Dame Marina Sarah Warner, CH, DBE, FRSL, FBA (born 9 November 1946) is an English historian, mythographer, art critic, novelist and short story writer. She is known for her many non-fiction books relating to feminism and myth. She has written for many publications, including The London Review of Books, the New Statesman, Sunday Times, and Vogue.[1] She has been a visiting professor, given lectures and taught on the faculties of many universities.[2]
She resigned from her position as professor in the Department of Literature, Film and Theatre Studies at the University of Essex in 2014, sharply criticising moves towards "for-profit business model" universities in the UK,[3][4][5] and is now Professor of English and Creative Writing at Birkbeck, University of London.[6] In 2017, she was elected president of the Royal Society of Literature (RSL), the first time the role has been held by a woman since the founding of the RSL in 1820.[7][8][9] She has been a Distinguished Fellow of All Souls College, Oxford, since 2019.[10]
In 2015, having received the prestigious Holberg Prize, Warner decided to use the award to start the Stories in Transit project, a series of workshops bringing international artists, writers and other creatives together with young migrants living in Palermo, Sicily.[11][12]
Biography
Marina Warner was born in London to an English father, Esmond Warner (died 1982), and Ilia (née Emilia Terzulli, died 2008), an Italian whom he had met during the Second World War in Bari, Apulia.[13] Her paternal grandfather was the cricketer Sir Pelham Warner.[14] She has one sister, Laura Gascoigne, who is an art critic.
In 1971, she married William Shawcross, with whom she has a son, the sculptor Conrad.[17] The couple divorced in 1980.[18] She was married to the painter Johnny Dewe Mathews from 1981 to 1997.[19] Her third husband is mathematician Graeme Segal.[13]
Warner has been identified as the "lady writer" of the Dire Straits song "Lady Writer" (1979), whom the singer sees on television "talking about the Virgin Mary" and who reminds him of his former lover.[20]
Her first book was The Dragon Empress: The Life and Times of Tz'u-hsi, Empress Dowager of China, 1835–1908 (1972), followed by the controversial Alone of All Her Sex: The Myth and the Cult of the Virgin Mary (1976), a provocative study of Roman Catholic veneration of the Virgin Mary.

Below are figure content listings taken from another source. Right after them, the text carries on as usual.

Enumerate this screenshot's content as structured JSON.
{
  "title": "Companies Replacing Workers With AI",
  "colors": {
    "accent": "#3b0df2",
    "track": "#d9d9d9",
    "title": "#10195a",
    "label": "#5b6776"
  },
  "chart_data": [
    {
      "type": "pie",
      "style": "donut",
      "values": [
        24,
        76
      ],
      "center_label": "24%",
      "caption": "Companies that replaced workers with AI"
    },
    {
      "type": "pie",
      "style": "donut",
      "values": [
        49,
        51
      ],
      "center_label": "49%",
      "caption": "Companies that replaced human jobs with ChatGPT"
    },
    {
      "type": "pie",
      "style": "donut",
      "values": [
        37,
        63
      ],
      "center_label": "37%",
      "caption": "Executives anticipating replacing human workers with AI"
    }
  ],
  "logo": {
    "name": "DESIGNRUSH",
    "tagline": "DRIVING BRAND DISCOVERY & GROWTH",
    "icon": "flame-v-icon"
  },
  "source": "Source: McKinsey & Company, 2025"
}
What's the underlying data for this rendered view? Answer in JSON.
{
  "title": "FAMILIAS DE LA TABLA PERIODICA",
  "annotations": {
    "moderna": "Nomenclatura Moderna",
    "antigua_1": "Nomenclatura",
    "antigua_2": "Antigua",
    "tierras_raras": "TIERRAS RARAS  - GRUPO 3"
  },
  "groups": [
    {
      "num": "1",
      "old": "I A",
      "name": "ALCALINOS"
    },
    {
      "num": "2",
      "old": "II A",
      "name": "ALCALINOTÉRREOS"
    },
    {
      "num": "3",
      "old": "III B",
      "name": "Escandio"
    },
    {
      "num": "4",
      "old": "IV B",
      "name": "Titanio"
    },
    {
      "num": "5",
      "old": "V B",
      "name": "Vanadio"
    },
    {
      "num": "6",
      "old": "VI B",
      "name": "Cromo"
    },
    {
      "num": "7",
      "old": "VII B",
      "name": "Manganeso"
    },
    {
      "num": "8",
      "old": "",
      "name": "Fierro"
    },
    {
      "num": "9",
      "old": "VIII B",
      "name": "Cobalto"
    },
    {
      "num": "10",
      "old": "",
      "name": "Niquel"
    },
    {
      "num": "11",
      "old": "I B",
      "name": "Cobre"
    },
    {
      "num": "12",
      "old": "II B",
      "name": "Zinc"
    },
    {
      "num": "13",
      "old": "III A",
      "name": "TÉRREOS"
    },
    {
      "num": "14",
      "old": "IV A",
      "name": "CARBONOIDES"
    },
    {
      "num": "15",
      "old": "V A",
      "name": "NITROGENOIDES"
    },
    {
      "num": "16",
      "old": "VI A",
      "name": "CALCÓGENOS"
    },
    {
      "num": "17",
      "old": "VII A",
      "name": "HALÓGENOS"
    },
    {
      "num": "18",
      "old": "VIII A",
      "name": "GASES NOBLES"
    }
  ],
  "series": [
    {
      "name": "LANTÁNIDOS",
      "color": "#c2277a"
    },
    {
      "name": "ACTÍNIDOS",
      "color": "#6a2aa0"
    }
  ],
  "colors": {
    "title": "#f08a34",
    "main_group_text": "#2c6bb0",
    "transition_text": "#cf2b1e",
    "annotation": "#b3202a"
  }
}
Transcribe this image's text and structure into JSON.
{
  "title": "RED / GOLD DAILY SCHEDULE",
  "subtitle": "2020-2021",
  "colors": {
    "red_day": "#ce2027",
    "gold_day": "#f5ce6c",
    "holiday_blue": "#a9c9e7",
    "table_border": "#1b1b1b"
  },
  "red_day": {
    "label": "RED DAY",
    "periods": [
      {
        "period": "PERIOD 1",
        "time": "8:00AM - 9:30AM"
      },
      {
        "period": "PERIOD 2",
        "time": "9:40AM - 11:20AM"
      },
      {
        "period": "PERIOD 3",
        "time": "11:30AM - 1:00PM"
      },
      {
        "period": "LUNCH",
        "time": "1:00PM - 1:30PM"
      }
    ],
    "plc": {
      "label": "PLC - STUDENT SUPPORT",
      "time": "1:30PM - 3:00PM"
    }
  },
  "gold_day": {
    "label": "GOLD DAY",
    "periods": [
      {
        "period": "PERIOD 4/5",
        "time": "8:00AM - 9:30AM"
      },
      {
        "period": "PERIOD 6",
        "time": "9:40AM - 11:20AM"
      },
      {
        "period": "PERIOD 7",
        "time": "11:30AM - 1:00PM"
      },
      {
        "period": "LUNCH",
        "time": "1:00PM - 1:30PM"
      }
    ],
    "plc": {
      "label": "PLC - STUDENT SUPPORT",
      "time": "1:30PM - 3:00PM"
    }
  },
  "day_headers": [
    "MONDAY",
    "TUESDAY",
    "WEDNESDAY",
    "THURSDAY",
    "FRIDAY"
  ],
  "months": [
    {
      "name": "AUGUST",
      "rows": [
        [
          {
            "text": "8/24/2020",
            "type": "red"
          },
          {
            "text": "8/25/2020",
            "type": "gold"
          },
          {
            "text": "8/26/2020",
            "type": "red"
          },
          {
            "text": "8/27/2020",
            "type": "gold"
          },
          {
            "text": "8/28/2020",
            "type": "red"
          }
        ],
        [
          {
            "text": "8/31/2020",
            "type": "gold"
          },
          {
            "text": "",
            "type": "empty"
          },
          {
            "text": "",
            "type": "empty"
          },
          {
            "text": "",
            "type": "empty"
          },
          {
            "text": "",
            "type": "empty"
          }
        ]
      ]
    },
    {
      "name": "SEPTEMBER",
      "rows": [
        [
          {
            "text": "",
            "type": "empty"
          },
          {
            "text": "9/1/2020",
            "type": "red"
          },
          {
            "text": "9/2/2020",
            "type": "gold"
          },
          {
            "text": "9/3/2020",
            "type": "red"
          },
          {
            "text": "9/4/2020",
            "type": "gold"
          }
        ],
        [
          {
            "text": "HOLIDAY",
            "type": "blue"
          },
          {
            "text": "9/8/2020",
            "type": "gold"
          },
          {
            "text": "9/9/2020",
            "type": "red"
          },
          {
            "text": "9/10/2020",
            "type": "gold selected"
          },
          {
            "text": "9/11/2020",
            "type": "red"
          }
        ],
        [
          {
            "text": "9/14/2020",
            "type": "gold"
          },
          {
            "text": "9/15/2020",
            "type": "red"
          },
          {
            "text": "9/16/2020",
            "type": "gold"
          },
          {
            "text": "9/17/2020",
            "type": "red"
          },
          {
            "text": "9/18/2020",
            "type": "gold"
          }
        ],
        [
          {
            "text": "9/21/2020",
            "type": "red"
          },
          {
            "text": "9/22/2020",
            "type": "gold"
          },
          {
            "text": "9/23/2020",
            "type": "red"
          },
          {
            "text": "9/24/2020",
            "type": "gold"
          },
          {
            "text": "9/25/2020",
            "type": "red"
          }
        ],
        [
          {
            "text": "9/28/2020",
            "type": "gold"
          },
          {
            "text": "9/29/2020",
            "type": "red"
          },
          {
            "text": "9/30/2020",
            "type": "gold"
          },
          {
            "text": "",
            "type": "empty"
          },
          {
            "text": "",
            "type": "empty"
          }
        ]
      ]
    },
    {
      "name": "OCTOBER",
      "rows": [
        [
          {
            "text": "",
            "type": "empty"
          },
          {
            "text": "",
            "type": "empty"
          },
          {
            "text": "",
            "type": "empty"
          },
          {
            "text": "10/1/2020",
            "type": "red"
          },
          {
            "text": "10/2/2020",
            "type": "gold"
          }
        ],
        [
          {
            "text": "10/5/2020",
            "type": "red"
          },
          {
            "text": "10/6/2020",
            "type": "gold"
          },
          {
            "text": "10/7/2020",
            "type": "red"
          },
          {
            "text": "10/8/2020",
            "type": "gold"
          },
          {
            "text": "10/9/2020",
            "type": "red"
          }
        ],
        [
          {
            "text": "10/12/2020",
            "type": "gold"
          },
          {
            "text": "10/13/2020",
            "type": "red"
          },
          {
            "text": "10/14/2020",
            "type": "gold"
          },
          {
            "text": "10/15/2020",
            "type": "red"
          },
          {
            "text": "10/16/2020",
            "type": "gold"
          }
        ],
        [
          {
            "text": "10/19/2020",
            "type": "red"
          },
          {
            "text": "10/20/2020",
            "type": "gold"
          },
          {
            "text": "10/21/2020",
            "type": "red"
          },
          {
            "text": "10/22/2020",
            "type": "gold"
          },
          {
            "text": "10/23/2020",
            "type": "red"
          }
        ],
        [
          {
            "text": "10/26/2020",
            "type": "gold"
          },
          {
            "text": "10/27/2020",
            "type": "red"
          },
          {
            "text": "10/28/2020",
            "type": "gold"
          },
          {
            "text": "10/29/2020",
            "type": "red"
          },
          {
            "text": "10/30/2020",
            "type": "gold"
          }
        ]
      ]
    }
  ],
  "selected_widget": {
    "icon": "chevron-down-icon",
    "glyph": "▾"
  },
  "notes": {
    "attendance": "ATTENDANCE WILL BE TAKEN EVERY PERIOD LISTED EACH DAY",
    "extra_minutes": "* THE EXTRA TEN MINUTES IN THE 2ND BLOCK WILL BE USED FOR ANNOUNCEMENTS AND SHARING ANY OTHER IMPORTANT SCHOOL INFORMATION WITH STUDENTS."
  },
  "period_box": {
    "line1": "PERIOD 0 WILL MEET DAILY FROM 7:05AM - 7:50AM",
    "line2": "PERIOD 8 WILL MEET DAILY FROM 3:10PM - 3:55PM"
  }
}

These were followed by Joan of Arc: The Image of Female Heroism (1981) and Monuments & Maidens: The Allegory of the Female Form (1985).[21]
Warner's novel The Lost Father was on the Booker Prize shortlist in 1988. Her non-fiction book From the Beast to the Blonde: On Fairy Tales and Their Tellers won a Mythopoeic Award in 1996. The companion study of the male terror figure (from ancient myth and folklore to modern obsessions), No Go the Bogeyman: On Scaring, Lulling, and Making Mock, was published in October 1998 and won the British Academy's Rose Mary Crawshay Prize in 2000. Warner's other novels include The Leto Bundle (2001) and Indigo (1992).[15] Her book Phantasmagoria (2006) traces the ways in which "the spirit" has been represented across different mediums, from waxworks to cinema.
In December 2012, she presented a programme on BBC Radio Four about the Brothers Grimm. She was elected a Fellow of the Royal Society of Literature in 1984.[22] In 1994 she became only the second woman to deliver the BBC's Reith Lectures, published as Managing Monsters: Six Myths of Our Time, in which she gave an analysis of the workings of myth in contemporary society, with emphasis on politics and entertainment.[23]
In March 2017, Warner was elected as the 19th—and first female—president of the Royal Society of Literature (RSL), succeeding Colin Thubron in the post.[8] On Warner's retirement from the role at the end of 2021, Bernardine Evaristo became the new president,[31] with Warner subsequently becoming RSL President Emerita.[32]